Ich hab soeben mein System HAL frei gemacht und auf policykit/consolekit umgerüstet nun hab ich das Problem, dass ich keine Berechitung habe  irgendetwas zu u/mounten oder audio zu nutzen..

Kann mir jemand sagen wie wo was man Einstellen muss oder gibts nen Leidfaden?

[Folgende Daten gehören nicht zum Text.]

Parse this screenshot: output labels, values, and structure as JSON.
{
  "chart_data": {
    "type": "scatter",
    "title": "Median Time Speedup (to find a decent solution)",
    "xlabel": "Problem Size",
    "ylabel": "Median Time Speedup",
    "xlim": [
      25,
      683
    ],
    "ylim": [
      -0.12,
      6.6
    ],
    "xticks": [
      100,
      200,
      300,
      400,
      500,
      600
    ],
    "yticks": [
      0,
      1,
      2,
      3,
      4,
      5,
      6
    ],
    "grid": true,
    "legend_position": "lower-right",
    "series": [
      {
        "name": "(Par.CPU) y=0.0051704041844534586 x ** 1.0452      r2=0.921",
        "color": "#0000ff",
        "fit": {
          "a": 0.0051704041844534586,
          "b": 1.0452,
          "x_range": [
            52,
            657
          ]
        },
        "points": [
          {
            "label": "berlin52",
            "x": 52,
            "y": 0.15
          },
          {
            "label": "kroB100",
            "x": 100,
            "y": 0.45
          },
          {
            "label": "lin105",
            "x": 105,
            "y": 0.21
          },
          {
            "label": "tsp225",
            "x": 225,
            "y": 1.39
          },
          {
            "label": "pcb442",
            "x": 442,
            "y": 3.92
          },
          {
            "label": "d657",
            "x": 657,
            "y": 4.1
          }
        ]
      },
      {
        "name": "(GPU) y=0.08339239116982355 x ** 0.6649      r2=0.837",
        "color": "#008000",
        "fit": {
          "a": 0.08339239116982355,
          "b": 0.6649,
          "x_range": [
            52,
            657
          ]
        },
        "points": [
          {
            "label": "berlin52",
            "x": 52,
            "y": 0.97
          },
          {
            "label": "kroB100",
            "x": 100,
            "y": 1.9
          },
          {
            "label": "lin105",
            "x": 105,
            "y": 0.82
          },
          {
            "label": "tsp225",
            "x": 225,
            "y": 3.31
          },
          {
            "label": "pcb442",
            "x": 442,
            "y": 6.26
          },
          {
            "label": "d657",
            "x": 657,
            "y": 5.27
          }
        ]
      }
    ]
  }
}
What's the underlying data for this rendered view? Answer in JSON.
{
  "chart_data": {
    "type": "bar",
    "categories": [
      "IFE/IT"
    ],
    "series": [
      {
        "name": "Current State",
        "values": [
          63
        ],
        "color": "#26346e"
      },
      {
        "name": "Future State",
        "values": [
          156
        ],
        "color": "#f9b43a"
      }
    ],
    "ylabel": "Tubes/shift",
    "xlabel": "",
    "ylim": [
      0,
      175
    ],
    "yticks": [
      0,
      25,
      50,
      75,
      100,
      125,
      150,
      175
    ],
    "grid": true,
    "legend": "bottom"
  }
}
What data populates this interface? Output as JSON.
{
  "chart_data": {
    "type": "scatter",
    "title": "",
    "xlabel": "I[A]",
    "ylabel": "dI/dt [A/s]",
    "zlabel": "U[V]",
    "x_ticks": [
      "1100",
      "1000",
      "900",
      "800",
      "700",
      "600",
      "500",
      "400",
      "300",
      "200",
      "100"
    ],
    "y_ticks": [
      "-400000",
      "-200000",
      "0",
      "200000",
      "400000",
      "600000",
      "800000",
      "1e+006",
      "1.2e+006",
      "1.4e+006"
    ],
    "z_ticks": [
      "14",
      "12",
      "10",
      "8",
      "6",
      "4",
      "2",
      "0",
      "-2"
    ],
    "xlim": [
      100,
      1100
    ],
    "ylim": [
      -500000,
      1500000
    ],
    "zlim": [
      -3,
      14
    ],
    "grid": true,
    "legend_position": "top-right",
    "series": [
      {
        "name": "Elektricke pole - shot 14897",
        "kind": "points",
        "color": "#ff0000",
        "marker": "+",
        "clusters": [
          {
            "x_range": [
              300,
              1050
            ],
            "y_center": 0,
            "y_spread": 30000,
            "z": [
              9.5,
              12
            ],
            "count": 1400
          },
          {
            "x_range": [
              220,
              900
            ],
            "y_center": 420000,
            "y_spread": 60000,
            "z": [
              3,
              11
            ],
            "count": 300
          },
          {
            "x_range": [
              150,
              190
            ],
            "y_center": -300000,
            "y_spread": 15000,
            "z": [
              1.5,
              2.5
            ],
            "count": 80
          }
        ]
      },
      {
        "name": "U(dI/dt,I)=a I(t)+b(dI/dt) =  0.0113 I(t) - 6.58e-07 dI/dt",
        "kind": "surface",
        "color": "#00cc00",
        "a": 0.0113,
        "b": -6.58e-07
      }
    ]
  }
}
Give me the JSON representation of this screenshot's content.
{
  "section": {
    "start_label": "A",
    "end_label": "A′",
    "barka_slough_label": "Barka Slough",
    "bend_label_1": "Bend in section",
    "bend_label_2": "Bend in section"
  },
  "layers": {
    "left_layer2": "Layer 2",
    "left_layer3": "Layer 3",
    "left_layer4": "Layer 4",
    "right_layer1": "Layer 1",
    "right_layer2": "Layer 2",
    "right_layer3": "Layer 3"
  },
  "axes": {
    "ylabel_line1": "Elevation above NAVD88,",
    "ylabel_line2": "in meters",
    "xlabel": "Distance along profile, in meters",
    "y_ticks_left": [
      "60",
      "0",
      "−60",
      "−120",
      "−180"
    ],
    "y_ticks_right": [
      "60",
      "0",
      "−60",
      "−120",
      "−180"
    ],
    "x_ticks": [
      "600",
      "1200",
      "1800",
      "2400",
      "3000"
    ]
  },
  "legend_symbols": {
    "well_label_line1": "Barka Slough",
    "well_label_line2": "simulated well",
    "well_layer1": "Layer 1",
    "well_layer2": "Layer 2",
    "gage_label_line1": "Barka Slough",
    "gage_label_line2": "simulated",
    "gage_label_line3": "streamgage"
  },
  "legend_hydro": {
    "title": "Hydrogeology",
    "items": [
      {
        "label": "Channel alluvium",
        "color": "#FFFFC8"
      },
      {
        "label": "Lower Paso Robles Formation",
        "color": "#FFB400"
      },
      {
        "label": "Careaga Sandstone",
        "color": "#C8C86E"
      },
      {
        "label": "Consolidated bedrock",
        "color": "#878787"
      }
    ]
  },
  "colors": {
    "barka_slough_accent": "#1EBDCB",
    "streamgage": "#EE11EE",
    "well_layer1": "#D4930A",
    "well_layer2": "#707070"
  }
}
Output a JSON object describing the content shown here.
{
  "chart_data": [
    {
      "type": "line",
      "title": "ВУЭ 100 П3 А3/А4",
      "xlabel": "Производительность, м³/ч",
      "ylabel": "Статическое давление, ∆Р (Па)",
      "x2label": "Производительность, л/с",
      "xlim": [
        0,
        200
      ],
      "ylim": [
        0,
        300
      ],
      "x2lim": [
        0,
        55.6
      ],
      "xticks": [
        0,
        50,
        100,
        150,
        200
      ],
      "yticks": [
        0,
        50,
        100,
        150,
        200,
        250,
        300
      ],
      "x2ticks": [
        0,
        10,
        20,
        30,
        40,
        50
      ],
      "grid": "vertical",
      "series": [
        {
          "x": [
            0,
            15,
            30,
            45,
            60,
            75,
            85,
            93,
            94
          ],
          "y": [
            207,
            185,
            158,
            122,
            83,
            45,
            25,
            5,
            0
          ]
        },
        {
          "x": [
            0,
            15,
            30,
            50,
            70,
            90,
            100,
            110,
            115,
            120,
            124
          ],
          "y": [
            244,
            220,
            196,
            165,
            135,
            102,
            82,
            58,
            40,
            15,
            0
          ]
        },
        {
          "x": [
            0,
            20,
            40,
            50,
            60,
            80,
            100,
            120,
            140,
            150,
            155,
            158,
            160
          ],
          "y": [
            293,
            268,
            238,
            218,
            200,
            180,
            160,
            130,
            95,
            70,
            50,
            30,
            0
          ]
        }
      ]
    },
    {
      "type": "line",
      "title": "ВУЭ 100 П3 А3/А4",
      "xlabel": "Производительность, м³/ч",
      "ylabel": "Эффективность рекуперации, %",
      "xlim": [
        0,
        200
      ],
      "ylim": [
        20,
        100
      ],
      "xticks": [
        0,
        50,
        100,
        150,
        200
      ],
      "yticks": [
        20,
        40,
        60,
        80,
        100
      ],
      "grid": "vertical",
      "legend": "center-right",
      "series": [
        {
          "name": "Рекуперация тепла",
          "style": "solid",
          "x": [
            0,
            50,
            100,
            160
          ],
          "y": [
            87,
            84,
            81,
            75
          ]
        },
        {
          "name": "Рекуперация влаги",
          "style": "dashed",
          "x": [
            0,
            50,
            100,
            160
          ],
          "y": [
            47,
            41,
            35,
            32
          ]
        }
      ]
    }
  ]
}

Ps. In der gentoo wiki fand ich nix  :Sad: 

----------

## Josef.95

Wie..?

Soll heissen das ein normales 

```
# monut /dev/xxxx /mnt/mountpoint
```

 nicht mehr möglich ist?  :Smile:   :Wink: 

 *root_tux_linux wrote:*   

> Kann mir jemand sagen wie wo was man Einstellen muss oder gibts nen Leidfaden?

 

Schau mal ob dir

Tips, and tricks for ConsoleKit/PolicyKit/udev, without hal

weiterhilft.

----------

## root_tux_linux

@Josef.95

Problem Nr 1:

Das Sound problem war:

Mit HAL: Logitec Logitec G35 Headset

Ohne HAL: Logitech G35 Headset

Wenn ich in Systemsettings --> Multimedia---> Phonon gucke.

Problem Nr 2:

Anscheinend Konflikt zwischen fstab und udisks?

Nach dem löschen der Zeile fürs CDRom LW in /etc/fstab ging das mounten wieder.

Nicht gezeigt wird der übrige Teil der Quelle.